Thousands of well-wishers are lining the gates of Buckingham Palace, eagerly anticipating official news of the royal baby's arrival.
Under a scorching London sun, hordes of tourists and locals are waiting patiently following a morning announcement the Duchess of Cambridge was in labour at St Mary's Hospital across town.
Hoping to catch a glimpse of the easel, due to be placed on the forecourt detailing confirmation of the birth, many had already secured their spot along the Palace fence with cameras and smart phones at the ready.
Making their presence felt directly in front of the main gates were sisters Sue and Pauline, on holiday from New Zealand and Australia respectively, clad in their national flags.
While the primary reason for their visit to London was to see family members, they didn't want to miss a chance to be part of "historic occasion".
"My sister always thought it was going to be born on Monday so we were ready to come down," Sue said.
"We're happy to stay here and we're hoping to see the easel. Hopefully it's not after midnight, though.
"I don't think it can be too far away now.
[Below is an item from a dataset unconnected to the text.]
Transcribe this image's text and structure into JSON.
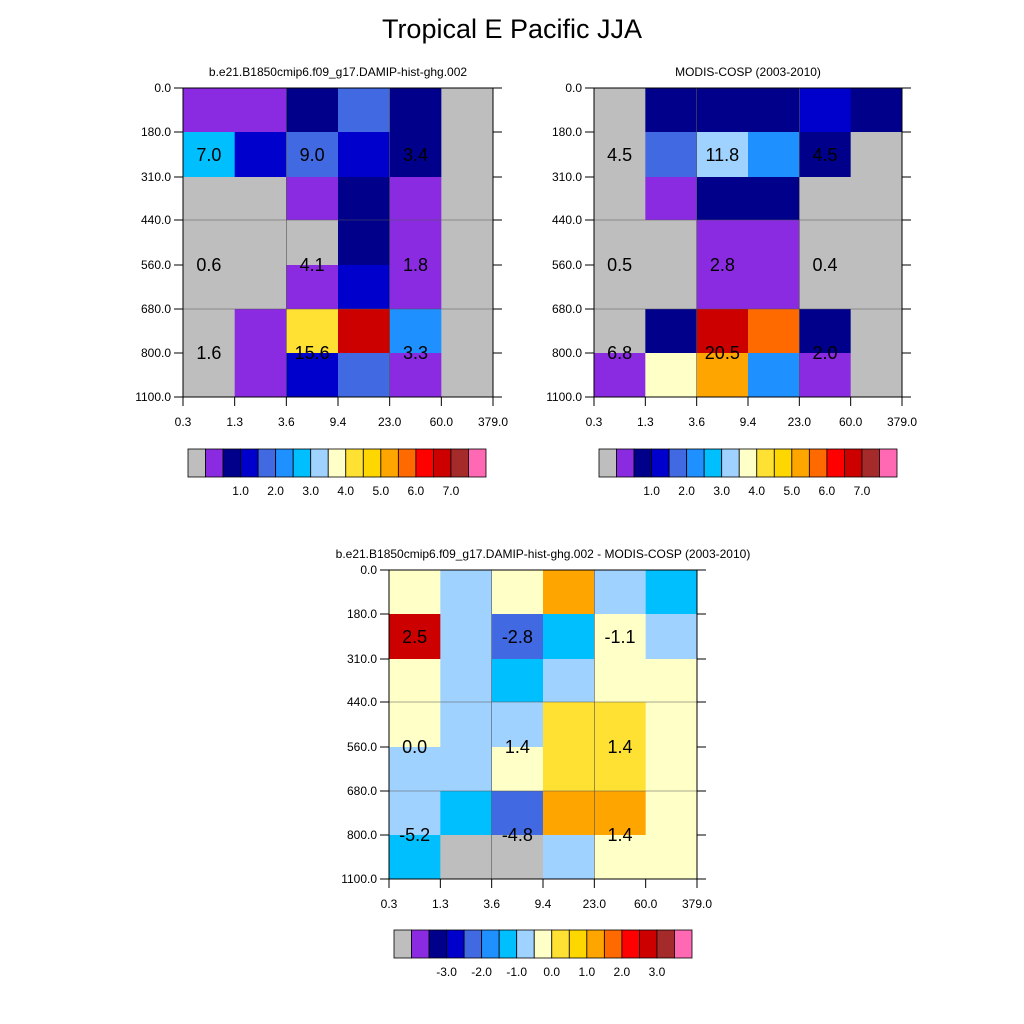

She went in at 6am didn't she?
"We'd like it to be a girl because there will be two kings after the Queen, so it'd be nice by then to have a Queen again."
Joining the ensemble of visitors were journalists, camera crews and, as always at the Palace, a strong police and security presence.
The level of excitement was matched by confusion among some.
"I'm going to ask them about the easel, I can't see it," one observer said to his friend.
"It's not up yet. The baby hasn't been born!," the friend responded.
And clearly not everyone present had caught royal baby fever.
"The baby?" one woman said in a thick eastern European accent when asked whether she too had come to welcome the third in line to the throne.